Books | A bug's life

A review of The People's Car: A Global History of the Volkswagen Beetle, by Bernhard Rieger
Written by Jenna Marotta, Columnist (Books)

Did Adolf Hitler invent the Volkswagen Beetle? The muddled connection between the Nazi Party and the world’s third most-manufactured automobile is clarified in The People’s Car: A Global History of the Volkswagen Beetle (Harvard University Press, $19.95).

Author Bernhard Rieger, a history professor at London’s University College, dedicates this new book to his Beetle-driving parents. Naturally, he would have liked to disprove the car’s skulking significance and corroborate self-serving stories told by the German and American media in the aftermath of World War II.

But scholarship affirms the twinned origins of a sickening political agenda and the saccharine children’s game of “punch buggy.”

Elected German Chancellor in 1933, Hitler’s goals -- aside from a mass ethnic cleansing –- included giving his self-selected citizenry access to a compact car.

Hitler idolized Henry Ford, the man behind the Model T and the assembly line, who was also an outspoken anti-Semite. Rieger writes, “As early as 1922, Ford’s portrait adorned Hitler’s private office in Munich.”

In 1934, Hitler assigned Ferdinand Porsche to create “the people’s car.” The main stipulation: the sturdy vehicle must retail for less than 1,000 reichsmarks (R₥). Immediately, Hitler dispatched Porsche to Detroit to canvass Ford’s factory.

“Hitler had little direct influence on the car’s design,” Reiger writes. “The prototype’s silhouette bore no resemblance to the pencil sketch the dictator probably made during a meeting with Porsche in 1934.”

I’d feared that the Führer had achieved the ultimate touché for his art school rejection by drawing the most iconic car of all time.

Porsche was certain no one could produce or sell said car for less than 1,000 R₥. Even after 170 million R₥ was allocated to fund a production plant and prototypes were publicized, Porsche neglected to divulge the financial predicament. He never had to -- the project was tabled when the Nazis invaded Poland in 1939.

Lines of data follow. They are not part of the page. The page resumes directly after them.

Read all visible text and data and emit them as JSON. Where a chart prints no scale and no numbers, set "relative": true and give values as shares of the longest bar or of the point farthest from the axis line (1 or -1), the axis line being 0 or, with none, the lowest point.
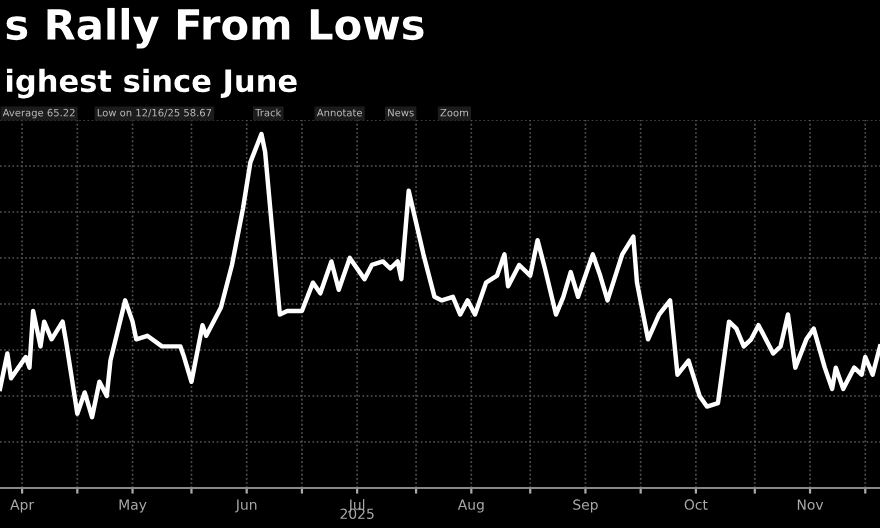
{
  "chart_data": {
    "type": "line",
    "title": "s Rally From Lows",
    "subtitle": "ighest since June",
    "xlabel": "2025",
    "annotations": [
      "Average 65.22",
      "Low on 12/16/25 58.67",
      "Track",
      "Annotate",
      "News",
      "Zoom"
    ],
    "relative": true,
    "grid": true,
    "tick_labels": "x",
    "marker": "none",
    "line_style": "solid",
    "xlim": [
      "2025-04-10",
      "2025-12-05"
    ],
    "xticks": [
      {
        "value": "2025-04-16",
        "label": "Apr"
      },
      {
        "value": "2025-05-01",
        "label": null
      },
      {
        "value": "2025-05-16",
        "label": "May"
      },
      {
        "value": "2025-06-01",
        "label": null
      },
      {
        "value": "2025-06-16",
        "label": "Jun"
      },
      {
        "value": "2025-07-01",
        "label": null
      },
      {
        "value": "2025-07-16",
        "label": "Jul"
      },
      {
        "value": "2025-08-01",
        "label": null
      },
      {
        "value": "2025-08-16",
        "label": "Aug"
      },
      {
        "value": "2025-09-01",
        "label": null
      },
      {
        "value": "2025-09-16",
        "label": "Sep"
      },
      {
        "value": "2025-10-01",
        "label": null
      },
      {
        "value": "2025-10-16",
        "label": "Oct"
      },
      {
        "value": "2025-11-01",
        "label": null
      },
      {
        "value": "2025-11-16",
        "label": "Nov"
      },
      {
        "value": "2025-12-01",
        "label": null
      }
    ],
    "x": [
      "2025-04-10",
      "2025-04-12",
      "2025-04-13",
      "2025-04-15",
      "2025-04-17",
      "2025-04-18",
      "2025-04-19",
      "2025-04-21",
      "2025-04-22",
      "2025-04-24",
      "2025-04-27",
      "2025-04-28",
      "2025-05-01",
      "2025-05-03",
      "2025-05-05",
      "2025-05-07",
      "2025-05-09",
      "2025-05-10",
      "2025-05-14",
      "2025-05-16",
      "2025-05-17",
      "2025-05-20",
      "2025-05-24",
      "2025-05-29",
      "2025-05-30",
      "2025-06-01",
      "2025-06-04",
      "2025-06-05",
      "2025-06-09",
      "2025-06-12",
      "2025-06-15",
      "2025-06-17",
      "2025-06-20",
      "2025-06-21",
      "2025-06-25",
      "2025-06-27",
      "2025-07-01",
      "2025-07-04",
      "2025-07-06",
      "2025-07-09",
      "2025-07-11",
      "2025-07-14",
      "2025-07-18",
      "2025-07-20",
      "2025-07-23",
      "2025-07-25",
      "2025-07-27",
      "2025-07-28",
      "2025-07-30",
      "2025-08-03",
      "2025-08-06",
      "2025-08-08",
      "2025-08-11",
      "2025-08-13",
      "2025-08-15",
      "2025-08-17",
      "2025-08-20",
      "2025-08-23",
      "2025-08-25",
      "2025-08-26",
      "2025-08-29",
      "2025-09-01",
      "2025-09-03",
      "2025-09-05",
      "2025-09-08",
      "2025-09-10",
      "2025-09-12",
      "2025-09-14",
      "2025-09-18",
      "2025-09-20",
      "2025-09-22",
      "2025-09-26",
      "2025-09-29",
      "2025-09-30",
      "2025-10-03",
      "2025-10-06",
      "2025-10-09",
      "2025-10-11",
      "2025-10-14",
      "2025-10-17",
      "2025-10-19",
      "2025-10-22",
      "2025-10-25",
      "2025-10-27",
      "2025-10-29",
      "2025-10-31",
      "2025-11-02",
      "2025-11-06",
      "2025-11-08",
      "2025-11-10",
      "2025-11-12",
      "2025-11-15",
      "2025-11-17",
      "2025-11-20",
      "2025-11-22",
      "2025-11-23",
      "2025-11-25",
      "2025-11-28",
      "2025-11-30",
      "2025-12-01",
      "2025-12-03",
      "2025-12-05"
    ],
    "series": [
      {
        "color": "#ffffff",
        "values": [
          0.28,
          0.38,
          0.31,
          0.34,
          0.37,
          0.34,
          0.5,
          0.4,
          0.47,
          0.42,
          0.47,
          0.41,
          0.21,
          0.27,
          0.2,
          0.3,
          0.26,
          0.36,
          0.53,
          0.47,
          0.42,
          0.43,
          0.4,
          0.4,
          0.37,
          0.3,
          0.46,
          0.43,
          0.51,
          0.63,
          0.79,
          0.92,
          1,
          0.95,
          0.49,
          0.5,
          0.5,
          0.58,
          0.55,
          0.64,
          0.56,
          0.65,
          0.59,
          0.63,
          0.64,
          0.62,
          0.64,
          0.59,
          0.84,
          0.66,
          0.54,
          0.53,
          0.54,
          0.49,
          0.53,
          0.49,
          0.58,
          0.6,
          0.66,
          0.57,
          0.63,
          0.6,
          0.7,
          0.62,
          0.49,
          0.54,
          0.61,
          0.54,
          0.66,
          0.6,
          0.53,
          0.66,
          0.71,
          0.58,
          0.42,
          0.49,
          0.53,
          0.32,
          0.36,
          0.26,
          0.23,
          0.24,
          0.47,
          0.45,
          0.4,
          0.42,
          0.46,
          0.38,
          0.4,
          0.49,
          0.34,
          0.42,
          0.45,
          0.34,
          0.28,
          0.34,
          0.28,
          0.34,
          0.32,
          0.37,
          0.32,
          0.4
        ]
      }
    ]
  }
}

At the war’s end, the Allies divided Germany into quarters and the first Beetles were produced under British supervision. Eventually, the car became a hit international export and an advertising darling.

Rieger introduces us to all the major characters in the Beetle legacy, including 90s-era Volkswagen CEO Ferdinand Piëch, Porsche's grandson, who helped launch the New Beetle in 1998. At this time, Volkswagen was producing several models, and the original Beetle was retired in 2003. Ten years later, a third, "more masculine" Beetle is hitting the highways.

You may feel better or worse about the Volkswagen brand after concluding The People's Car. I kept recalling how, about 15 years ago, women began to learn Africans might have died to obtain the stones in their cherished engagement rings, otherwise known as conflict diamonds or blood diamonds. The first time I heard a Beetle called " the Hitlermobile," I was shocked. But the association between the tyrannical leader and the "Love Bug" dilutes over the course of the book. I could see myself driving a Volkswagen someday.

Then again, I've never had a car, and I'd rather read about one than own one.